Diversas asociaciones del país lanzaron la iniciativa #Apagóncultural para visibilizar su esfuerzo, lucha y talento. Algunos no le dan ninguna importancia a la cultura pero que esos mismo le pregunten a los pies de una bailarina qué precio tiene el aplauso, a los dedos de un pianista, a los ojos de un fotógrafo, a las manos de un batería o a la mirada penetrante de una actriz. Que les pregunten acerca de las horas de sueño perdidas, las noches en vigilia, los rechazos constantes de frases tan típicas como “de ilusiones no se come”, “quítate esos pájaros de la cabeza” o incluso “niña vas a ser una muerta de hambre como tengas que publicar un libro tu sola”. El dolor del abucheo y el martirio a la crítica nos deshace por dentro cuando escuchamos como un artista se desvive por su trabajo para recibir esos aplausos de dos segundos quedando detrás meses de ensayo continuo porque un actor o una actriz debe trabajar toda la vida, cultivar su mente, desarrollar su talento delante de cámaras y de cientos de personas como técnicos de sonido, de imagen, productores, maquilladores, etc para sacar una sonrisa al que esta al otro lado de la pantalla, y ese precisamente eres tú y yo y nosotros.

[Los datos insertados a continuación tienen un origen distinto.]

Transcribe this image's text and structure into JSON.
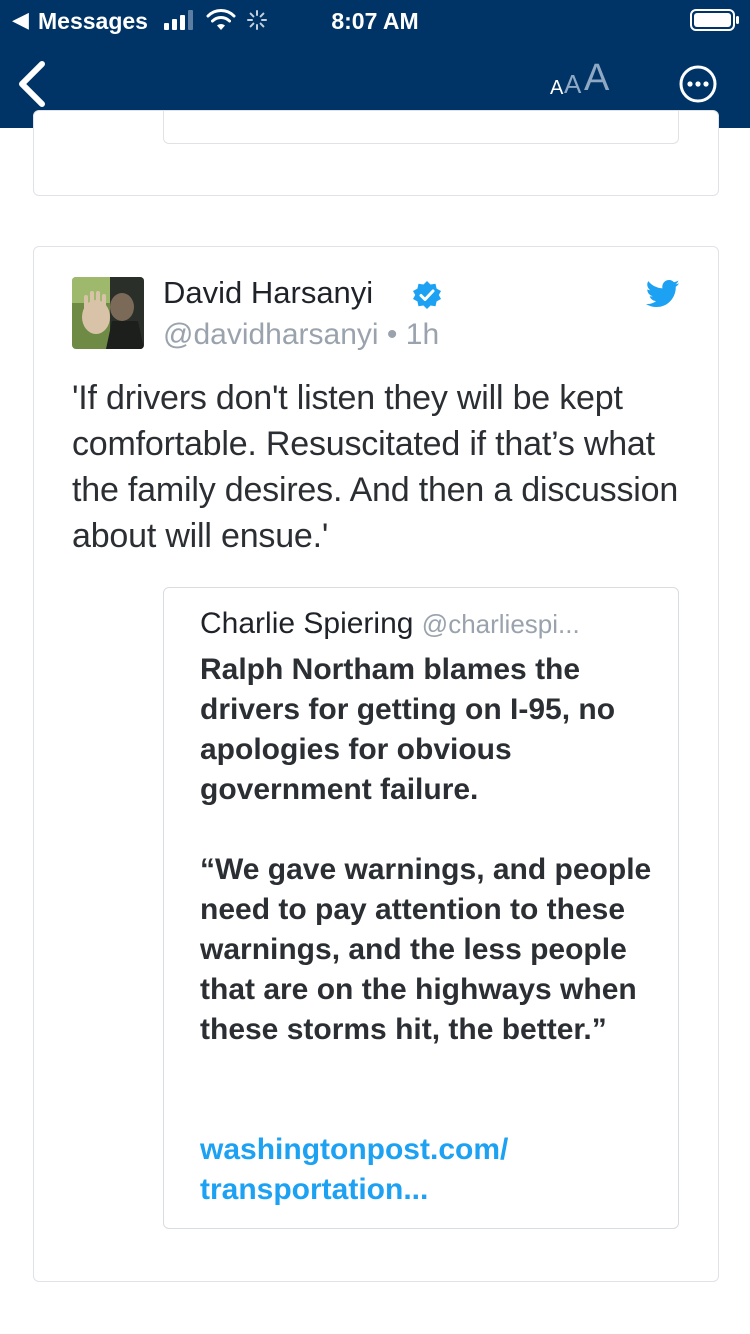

Estas personas de las que hablamos se han acostumbrado a un futuro incierto por el escaso apoyo financiero y moral que reciben y no solamente por parte del Gobierno, sino también de la ciudadanía. Se han acostumbrado a la subida de impuestos a la cultura, a vivir en un país donde no valoran un buen libro o una película que hace derramar lágrimas y nos preguntaremos ¿Por qué? Porque no queremos que el escritor nos plasme en unas hojas la realidad cruel que vivimos, no queremos que los retratos del fotógrafo nos hagan abrir los ojos, no permitimos que la cantante nos haga pensar.
Y yo, como una simple ciudadana española apoyo este movimiento para que la única arma que pueda comparse libremente sea una pluma cargada de tinta.